– Все в порядке, ссадина неглубокая, – он замолкает, рассматривая мое лицо. – Вы хорошо выглядите.
Я чуть отхожу назад.
– Рада вас видеть. Извините, я так неловко повернулась.
Мы смотрим друг на друга. Он молчит, будто чем-то удивлен. Тот случайный поцелуй на кухне в Бристоле ничего значит. Я не помнила себя от изнеможения.
– Кофе? – я поворачиваюсь к столу.
– Да… нет, давайте лучше прогуляемся. Посидим где-нибудь. Скоро ланч. Я видел у вас на берегу ресторан.
Я кладу продукты в холодильник, пристегиваю Берти поводок. Он сказал, что я хорошо выгляжу. Разве такое возможно? Причесана кое-как, почти без макияжа, правда, свежий воздух, простая пища и прогулки у моря улучшили цвет лица. В зеркале я вижу знакомое лицо, но не сразу вспоминаю, где его видела.
Мы выходим за калитку.
– Я часто думаю о вас… как вам здесь живется, – говорит он с легкой улыбкой. – Тут совсем не так, как я себе представлял.
Неужели он думал, что в коттедже по-прежнему на полу пятна крови и грязные бокалы из-под вина?
– И все же… как вам здесь?
Как мне здесь? Мы сворачиваем на дорожку, ведущую к берегу. Я вспоминаю вечера у камина, проведенные за рисованием. Стопка картин за креслом становится толще. Дэн иногда заезжает к бабушке и всегда приходит ко мне. Помогает. Вот, покрасил стены. Мы подружились, много разговариваем. Его общество мне приятно. Он напоминает мне сыновей. Часто пью чай с Мэри, два раза сходили в библиотеку. Время от времени звонит Тео, езжу к Эду. Приходят открытки от Тэда. Но боль всегда при мне, она теперь как фон. Был момент, когда я только-только сюда приехала. Стояла у кромки воды и, возможно, вошла бы в море, если бы не Берти. Он отчаянно тянул поводок.
– Расскажите.
Майкл внимательно слушает. А я рассказываю и плачу, не могу остановиться. Выплескиваю на него все, что накопилось за четыре месяца отчаяния и одиночества.

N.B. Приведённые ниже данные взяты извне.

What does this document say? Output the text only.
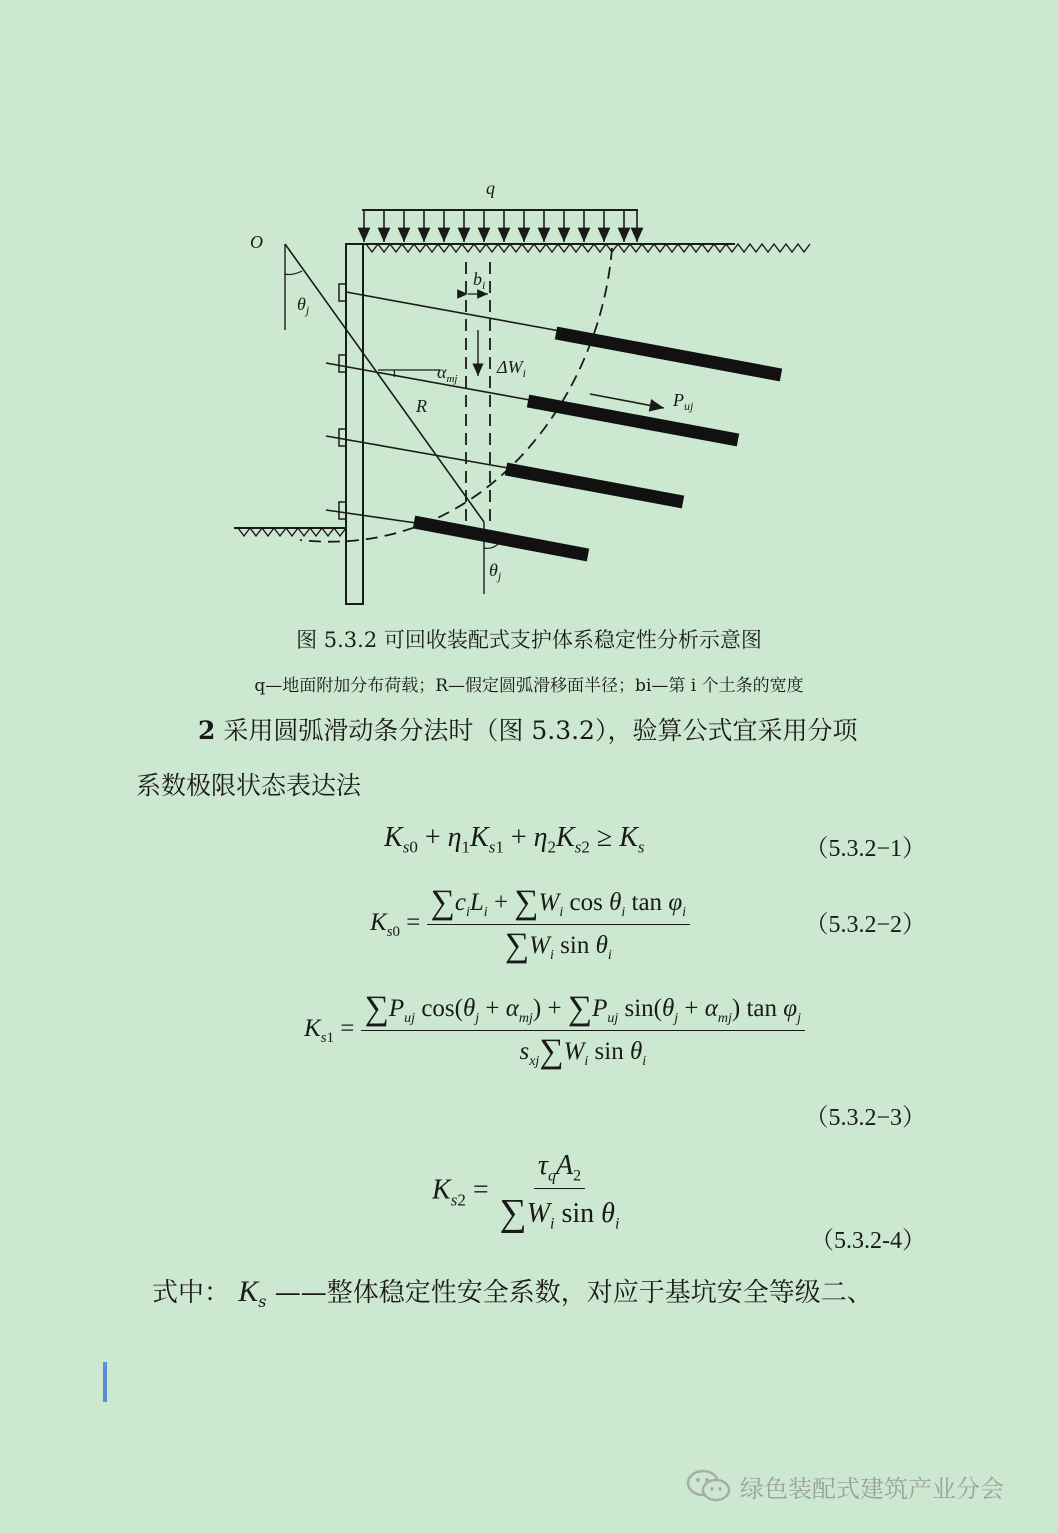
q
O
$\theta_j$
$b_i$
$\alpha_{mj}$
$\Delta W_i$
R	$P_{uj}$
$\theta_j$
图 5.3.2 可回收装配式支护体系稳定性分析示意图
q—地面附加分布荷载；R—假定圆弧滑移面半径；bi—第 i 个土条的宽度
2 采用圆弧滑动条分法时（图 5.3.2），验算公式宜采用分项
系数极限状态表达法
$K_{s0} + \eta_1K_{s1} + \eta_2K_{s2} \ge K_s$	（5.3.2−1）
$K_{s0} = \frac{\sum c_iL_i + \sum W_i \cos \theta_i \tan \varphi_i}{\sum W_i \sin \theta_i}$	（5.3.2−2）
$K_{s1} = \frac{\sum P_{uj} \cos(\theta_j + \alpha_{mj}) + \sum P_{uj} \sin(\theta_j + \alpha_{mj}) \tan \varphi_j}{s_{xj}\sum W_i \sin \theta_i}$
（5.3.2−3）
$K_{s2} = \frac{\tau_qA_2}{\sum W_i \sin \theta_i}$
（5.3.2-4）
式中： $K_s$ ——整体稳定性安全系数，对应于基坑安全等级二、
绿色装配式建筑产业分会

Потом он обнимает меня, и мы ходим по берегу туда-сюда, а ветер подхватывает пенистые верхушки волн и швыряет нам в лицо.
Кафе «Бич-Хат» открыто. В последний раз я была там много лет назад. Когда дети были маленькие. Мы заходили поесть рыбы с жареным картофелем. Летом здесь оживленно, столики стоят на воздухе, под тентом. А сейчас тишина. Несколько стариков читают «Дорчестер кроникл». У ног каждого – собака. Майкл делает заказ, и через несколько минут нам подают великолепную свежую пикшу и жареный картофель на больших белых тарелках. Мы садимся за столик у окна, откуда видны набегающие на пустынный берег волны.
Хорошо тут сидеть с Майклом. Я выплакалась, и мне становится легче. А море за окном дает ощущение, будто плывешь на корабле, и сам черт тебе не страшен.
Майкл спокойно негромко рассказывает, что его повысили по службе, а потом, глядя в сторону, добавляет, что полгода назад расстался с женой.
– Вы мне ничего о ней не рассказывали, – говорю я.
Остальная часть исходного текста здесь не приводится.